Descubriéndose sin miedo (la terapia funcionó
perfectamente), extendió raudamente la mano derecha hacia la mesilla (yacía
boca arriba), y sin preocuparse por encender la luz, pues esa acción le haría
perder tiempo, echó mano al bisturí… solo que no fue al bisturí a lo que echó
mano, sino a la nada. Su apreciada herramienta quirúrgica no se hallaba donde
la dejaba todas las noches. Él, o ella —más bien ella: Silvia—, lo había cogido,
y ahora, en cualquier momento, lo utiliz…
Sintió una delgada, afilada, y fría línea en el
cuello que interrumpió sus escalofriantes pensamientos, cada vez más acentuada
por una presión. El doctor Francisco Gómez luchó con el cable y el interruptor para
encender la luz de su lamparilla de noche, pero el pulso le fallaba; el miedo,
el terror, había vuelto a hacerse dueño de su cuerpo.
Poco a poco, con ese aumento de presión, la
fría línea, ahora más caliente por la sangre —supuso aterrorizado sin dejar de
intentar encender la luz y con la confirmación de que había alguien en su cama—,
empezó a deslizarse por la superficie de su cuello, notando un dolor
desgarrador. Y justo antes de que el corte llegara hasta la parte inferior de
la mandíbula derecha, justo antes de que su «Vida frustrada» consiguiera coger
el barco y marcharse para siempre (eso sí, con ayuda) y todo el mundo se
quedara en una oscuridad infinita, mucho más negra que la que había en la
habitación, la lamparilla cayó al suelo por un manotazo de Fran, haciendo que
el sonido del cristal de la pantalla protectora despistara por un momento a la
mosca y Fran lograra por fin atraparla, recordando, fugazmente, que la había cagado
gritando a Diana y que, ya jamás, podría pedirle disculpas.
***
Me enteré de esto cuatro días después. Entre las cosas de su casa
encontraron los somníferos y pensaron que tal vez habían sido recetados en mi
clínica, por lo que vinieron y me interrogaron por si tenía algo que ver. Luego
les pregunté qué había pasado y me lo contaron.
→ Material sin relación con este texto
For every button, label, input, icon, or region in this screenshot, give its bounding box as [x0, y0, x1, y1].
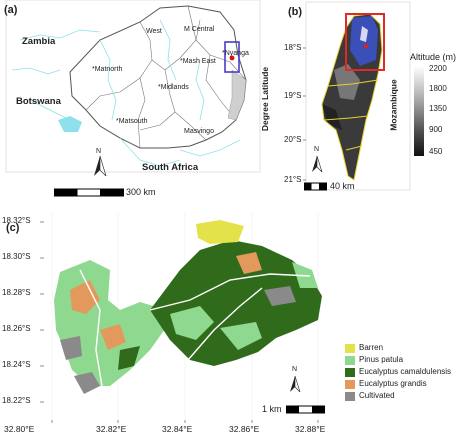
province-midlands: *Midlands — [158, 84, 189, 91]
scale-label-b: 40 km — [330, 181, 355, 191]
panel-a-label: (a) — [4, 4, 18, 16]
legend-label-cultivated: Cultivated — [359, 391, 395, 400]
barren-block-north — [196, 220, 244, 244]
lon-tick-c-3: 32.86°E — [229, 424, 260, 434]
province-masvingo: Masvingo — [184, 128, 214, 135]
west-grandis-2 — [100, 324, 126, 350]
axis-ticks-c — [40, 221, 319, 423]
province-matnorth: *Matnorth — [92, 66, 123, 73]
lon-tick-c-0: 32.80°E — [4, 424, 35, 434]
lon-tick-c-2: 32.84°E — [162, 424, 193, 434]
north-label-b: N — [314, 146, 320, 153]
legend-tick-900: 900 — [429, 125, 443, 134]
legend-item-grandis: Eucalyptus grandis — [345, 379, 473, 391]
legend-swatch-pinus — [345, 356, 355, 365]
study-area-box-b — [345, 13, 385, 71]
province-matsouth: *Matsouth — [116, 118, 148, 125]
province-west: West — [146, 28, 162, 35]
lat-tick-c-3: 18.26°S — [2, 324, 31, 333]
north-arrow-c-icon — [290, 375, 301, 393]
altitude-map-svg — [303, 1, 424, 191]
legend-label-camaldulensis: Eucalyptus camaldulensis — [359, 367, 452, 376]
dem-mid — [334, 64, 360, 100]
legend-item-barren: Barren — [345, 343, 473, 355]
west-grandis-1 — [70, 280, 100, 314]
lat-ticks-b — [303, 47, 306, 181]
legend-tick-1350: 1350 — [429, 104, 447, 113]
legend-swatch-cultivated — [345, 392, 355, 401]
legend-swatch-barren — [345, 344, 355, 353]
lat-tick-20: 20°S — [284, 135, 302, 144]
panel-b-altitude-map: (b) Degree Latitude 18°S 19°S 20°S 21°S … — [260, 0, 474, 210]
north-arrow-icon — [94, 155, 107, 177]
lat-tick-19: 19°S — [284, 91, 302, 100]
rivers — [11, 19, 241, 167]
east-cultivated — [264, 286, 296, 306]
legend-label-grandis: Eucalyptus grandis — [359, 379, 427, 388]
lat-tick-c-1: 18.30°S — [2, 252, 31, 261]
legend-item-cultivated: Cultivated — [345, 391, 473, 403]
east-grandis — [236, 252, 262, 274]
legend-label-barren: Barren — [359, 343, 384, 352]
legend-tick-450: 450 — [429, 147, 443, 156]
dem-low — [322, 104, 342, 130]
lat-tick-c-5: 18.22°S — [2, 396, 31, 405]
province-borders — [85, 5, 247, 149]
dem-study-light — [360, 26, 368, 42]
panel-a-zimbabwe-map: (a) Zambia Botswana South Africa West M … — [0, 0, 262, 210]
legend-tick-2200: 2200 — [429, 64, 447, 73]
west-cultivated-2 — [74, 372, 100, 394]
zimbabwe-map-svg — [5, 0, 261, 173]
scale-bar-b — [304, 182, 327, 191]
site-nyanga: *Nyanga — [222, 50, 249, 57]
lat-tick-c-4: 18.24°S — [2, 360, 31, 369]
pan-lake — [58, 116, 82, 132]
legend-item-camaldulensis: Eucalyptus camaldulensis — [345, 367, 473, 379]
scale-label-c: 1 km — [262, 404, 282, 414]
legend-swatch-grandis — [345, 380, 355, 389]
lat-tick-c-2: 18.28°S — [2, 288, 31, 297]
north-label-c: N — [292, 366, 298, 373]
legend-title-altitude: Altitude (m) — [410, 52, 457, 62]
country-botswana: Botswana — [16, 96, 61, 107]
country-mozambique: Mozambique — [388, 79, 399, 131]
panel-c-landcover-map: (c) 18.32°S 18.30°S 18.28°S 18.26°S 18.2… — [0, 210, 474, 438]
north-label-a: N — [96, 148, 102, 155]
province-m-central: M Central — [184, 26, 215, 33]
landcover-map-svg — [40, 212, 344, 423]
study-area-box — [224, 41, 240, 73]
west-cultivated — [60, 336, 82, 360]
y-axis-title-b: Degree Latitude — [260, 66, 271, 132]
roads — [79, 269, 311, 387]
country-south-africa: South Africa — [142, 162, 199, 173]
north-arrow-b-icon — [312, 155, 323, 173]
scale-bar-a — [54, 188, 124, 197]
district-boundaries — [321, 13, 383, 181]
lat-tick-21: 21°S — [284, 175, 302, 184]
eastern-highlands — [227, 69, 247, 121]
lon-tick-c-1: 32.82°E — [96, 424, 127, 434]
legend-tick-1800: 1800 — [429, 84, 447, 93]
panel-c-label: (c) — [6, 222, 20, 234]
east-pinus-2 — [220, 322, 262, 350]
west-camaldulensis — [118, 346, 140, 370]
altitude-colorbar — [414, 66, 424, 156]
scale-label-a: 300 km — [126, 187, 156, 197]
scale-bar-c — [286, 405, 325, 414]
panel-b-label: (b) — [288, 6, 303, 18]
province-mash-east: *Mash East — [180, 58, 216, 65]
legend-label-pinus: Pinus patula — [359, 355, 404, 364]
country-zambia: Zambia — [22, 36, 56, 47]
lon-tick-c-4: 32.88°E — [295, 424, 326, 434]
study-site-marker-b — [363, 43, 369, 49]
study-site-marker — [229, 55, 235, 61]
lat-tick-c-0: 18.32°S — [2, 216, 31, 225]
legend-item-pinus: Pinus patula — [345, 355, 473, 367]
landcover-legend: Barren Pinus patula Eucalyptus camaldule… — [345, 343, 473, 403]
lat-tick-18: 18°S — [284, 43, 302, 52]
east-pinus-3 — [292, 262, 318, 288]
east-pinus-1 — [170, 306, 214, 340]
legend-swatch-camaldulensis — [345, 368, 355, 377]
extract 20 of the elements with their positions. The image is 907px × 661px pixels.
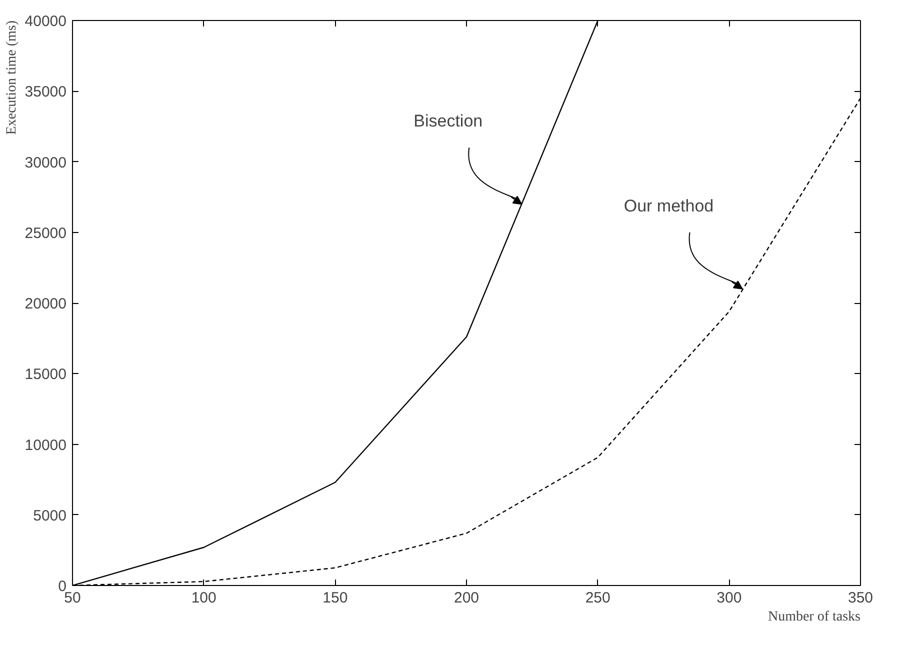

Tres días después de aquella fatídica noche,
Álvaro Aguilar, el director del hospital y por tanto jefe de Fran, denunció
a la policía la ausencia de su empleado,
uno de los mejores cirujanos que tenía. Había estado llamando tanto a su casa
como a su móvil, y le había avisado por el busca, pero no recibió contestación
de ninguno de esos aparatos.
Media hora más tarde, dos guardias civiles se
presentaron en la gigantesca casa del doctor y decidieron dejar de insistir en
llamar a la puerta y entrar forzándola.
En el piso de arriba, en el cuarto que había
enfrente de las escaleras con la puerta cerrada, se encontraron el cadáver
completamente pálido del cirujano Francisco Gómez. La sangre seca, de una
tonalidad marrón, contrastaba con su clara tez y con la empapada sábana,
también blanca. Se encontraba boca arriba sobre su cama, con un perfecto corte
rojo y horizontal digno de un buen cirujano bajo su barbilla, y cubierto con
las mantas, con ambos brazos fuera.
Uno de ellos, el derecho, sobre la mesilla.
Y el otro sobre su pecho y acabado en una mano que sostenía con delicadeza —con el dedo índice y el pulgar— un brillante bisturí.
La afilada hoja, un tanto manchada de sangre, aún permanecía clavada en el extremo final de la incisión del cuello.